Fuente: El Heraldo de México/ Fausto Barajas

La toma de decisiones sobre los grandes proyectos de infraestructura, o “megaproyectos”, ha evolucionado con los procesos democráticos de los países. Se ha pasado de la toma de decisiones unipersonales —frecuentemente megalomaníacas, como en dictaduras— a toma de decisiones institucionales. En democracia, se demanda un mayor análisis de proyectos, atendiendo preocupaciones sobre la rentabilidad socioeconómica, transparencia, sustentabilidad ambiental, la licencia social de los pobladores afectados y el desarrollo económico nacional.

  • Las decisiones del nuevo gobierno ya comienzan a traducirse en costos para las finanzas privadas

Hoy, el desarrollo de proyectos es una verdadera ciencia que en su visión atiende cinco grandes etapas secuenciales: planeación, evaluación y diseño, programación y presupuestación, ejecución de obra y operación.

En las dos primeras etapas de preparación del proyecto se busca determinar su factibilidad y viabilidad, base sobre la cual se tiene que sustentar la decisión de darle luz verde o detenerlo. Omitir estas etapas pone en riesgo la ejecución de la obra, aumenta la probabilidad de sobrecostos y, en general, pueden disminuir el beneficio neto. Para evitar estos riesgos se tiene que hacer una planeación. En el caso mexicano, la planeación debe derivar del Plan Nacional de Desarrollo, como lo establece el artículo 5 de la Ley de Planeación. Los proyectos además se tienen que alinear a los programas especiales, como el Programa Nacional de Infraestructura.
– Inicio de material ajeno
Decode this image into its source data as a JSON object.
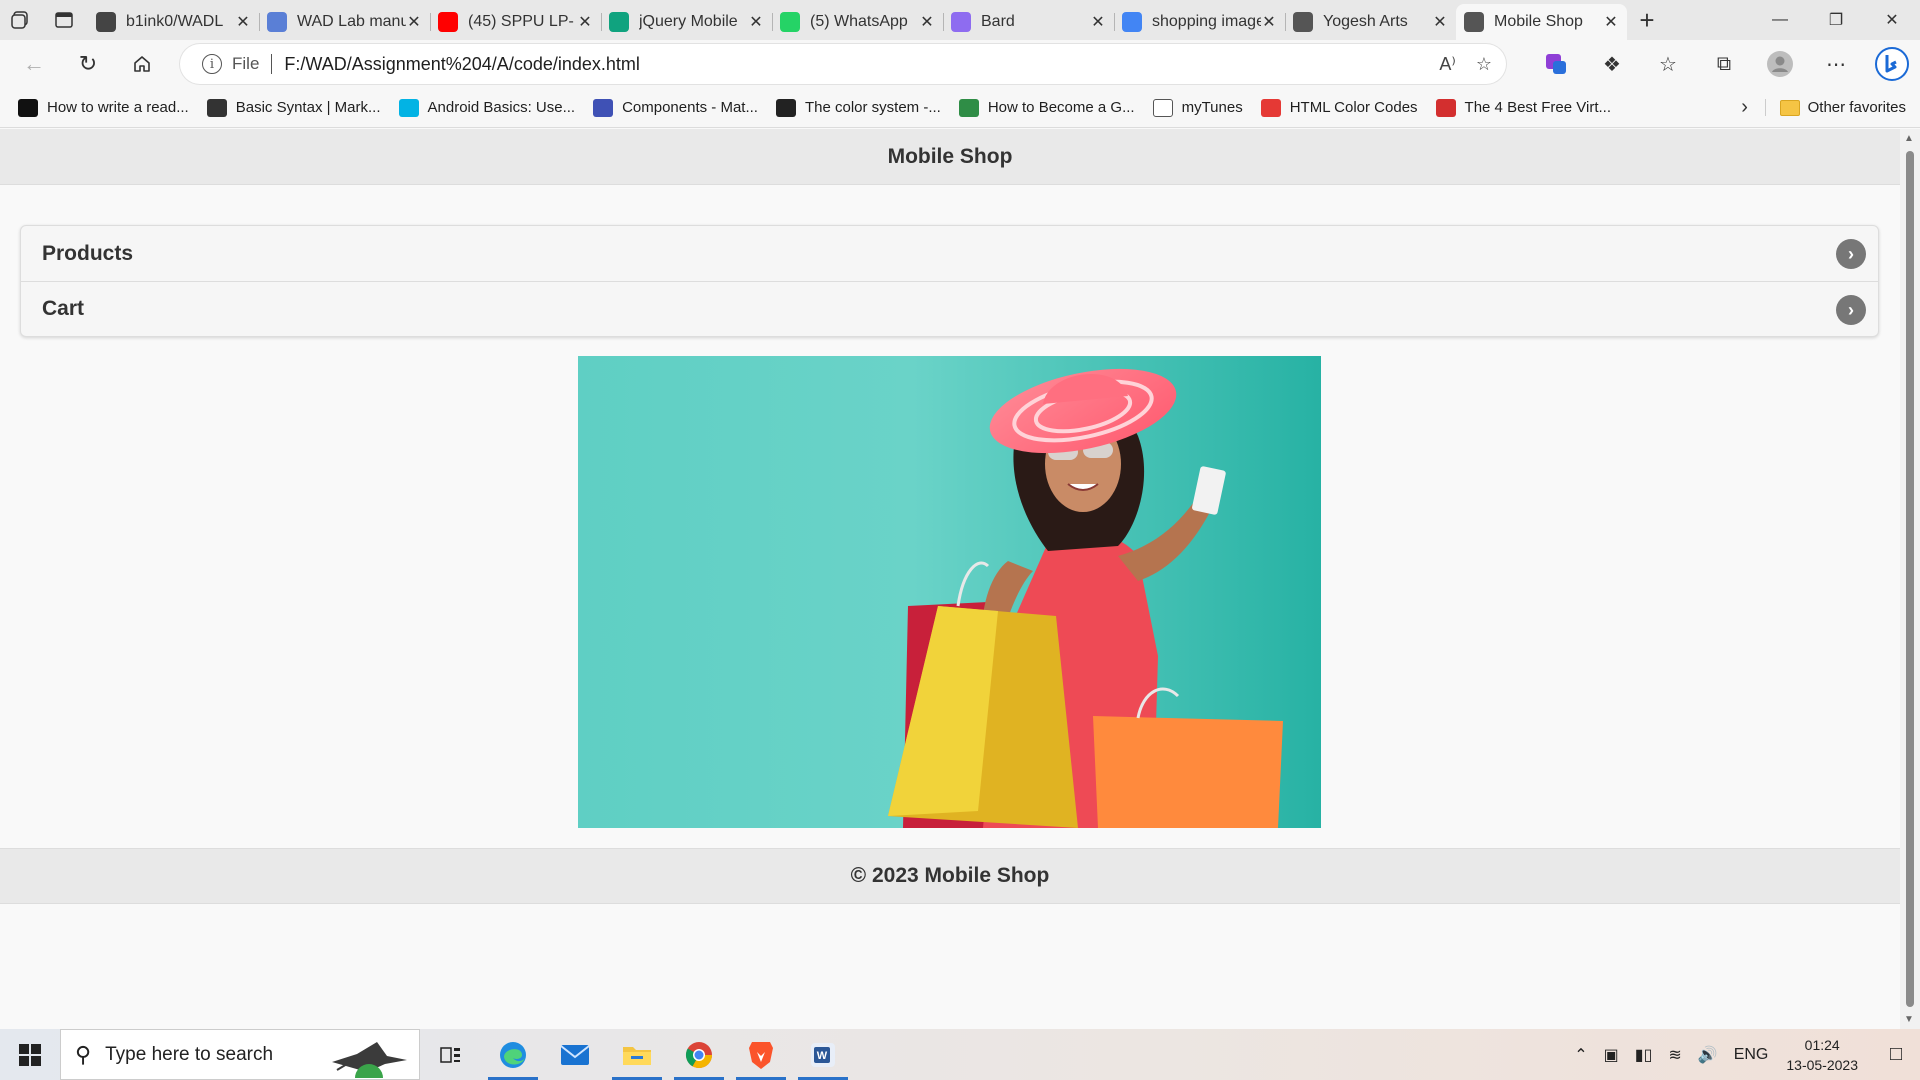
{
  "browser": {
    "tabs": [
      {
        "title": "b1ink0/WADL",
        "icon": "github-icon",
        "color": "#444444"
      },
      {
        "title": "WAD Lab manual",
        "icon": "contacts-icon",
        "color": "#5a7fd6"
      },
      {
        "title": "(45) SPPU LP-",
        "icon": "youtube-icon",
        "color": "#ff0000"
      },
      {
        "title": "jQuery Mobile",
        "icon": "chatgpt-icon",
        "color": "#10a37f"
      },
      {
        "title": "(5) WhatsApp",
        "icon": "whatsapp-icon",
        "color": "#25d366"
      },
      {
        "title": "Bard",
        "icon": "bard-icon",
        "color": "#8e6cf0"
      },
      {
        "title": "shopping images",
        "icon": "google-icon",
        "color": "#4285f4"
      },
      {
        "title": "Yogesh Arts",
        "icon": "page-icon",
        "color": "#555555"
      },
      {
        "title": "Mobile Shop",
        "icon": "page-icon",
        "color": "#555555",
        "active": true
      }
    ],
    "address": {
      "scheme": "File",
      "url": "F:/WAD/Assignment%204/A/code/index.html"
    },
    "favorites": [
      {
        "label": "How to write a read...",
        "icon": "readme-icon"
      },
      {
        "label": "Basic Syntax | Mark...",
        "icon": "markdown-icon"
      },
      {
        "label": "Android Basics: Use...",
        "icon": "udacity-icon"
      },
      {
        "label": "Components - Mat...",
        "icon": "material-icon"
      },
      {
        "label": "The color system -...",
        "icon": "github-icon"
      },
      {
        "label": "How to Become a G...",
        "icon": "gfg-icon"
      },
      {
        "label": "myTunes",
        "icon": "page-icon"
      },
      {
        "label": "HTML Color Codes",
        "icon": "color-icon"
      },
      {
        "label": "The 4 Best Free Virt...",
        "icon": "vpn-icon"
      }
    ],
    "other_favorites": "Other favorites"
  },
  "page": {
    "header_title": "Mobile Shop",
    "list_items": [
      {
        "label": "Products"
      },
      {
        "label": "Cart"
      }
    ],
    "footer_text": "© 2023 Mobile Shop"
  },
  "taskbar": {
    "search_placeholder": "Type here to search",
    "language": "ENG",
    "time": "01:24",
    "date": "13-05-2023"
  }
}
Como parte de la preparación de carreteras y otros tipos de proyectos de infraestructura, se tiene que hacer el análisis y pronóstico de oferta y demanda, análisis de alternativas, integración de cartera de proyectos, evaluación de prefactibilidad socioeconómica, evaluación financiera y determinación de modelo de financiamiento.

Una vez hecho esto, se detalla el estudio de prefactibilidad, y en caso de tener una rentabilidad positiva, se elabora el anteproyecto, se trabaja en el proyecto ejecutivo y el proyecto de liberación de derecho de vía e impacto ambiental, se integra el Análisis Costo-Beneficio y se obtiene —en caso de que la haya— su factibilidad técnica, económica, ambiental y legal del proyecto. Con esto, se tramita ante la Secretaría de Hacienda la clave registro en la carretera de proyectos del gobierno federal.

De la mano de lo anterior se trabaja en dar a conocer el proyecto con las comunidades afectadas o beneficiadas y se realizan las consultas previas, especialmente las relacionadas con el ámbito indígena que establece el artículo 20 Bis de la Ley de Planeación con el objetivo de que estas comunidades emitan una opinión. Todo este proceso de preparación es anterior a una licitación de cualquier obra o megaproyecto. Pero, el gobierno electo pretende sustituir este proceso con una consulta pública.

Virar hacia la toma de decisiones de esta forma sin el trabajo de la preparación de proyectos es un retroceso institucional y tiene un costo. Las decisiones del nuevo gobierno ya comienzan a traducirse en costos para las finanzas privadas, como en el caso de los mexicanos que cuentan con afores impactadas por la cancelación del aeropuerto de Texcoco; y en las finanzas públicas, que sólo por el deterioro del tipo de cambio tuvieron un impacto de 500 mil mdp por el alza de la deuda externa en moneda nacional. De continuar el retroceso institucional, se ve más cerca el escenario de que México vaya en contrasentido del mundo y pase de la planeación para el desarrollo a la megalomanía encarnada en decisiones unipersonales y disfrazadas de democracia participativa.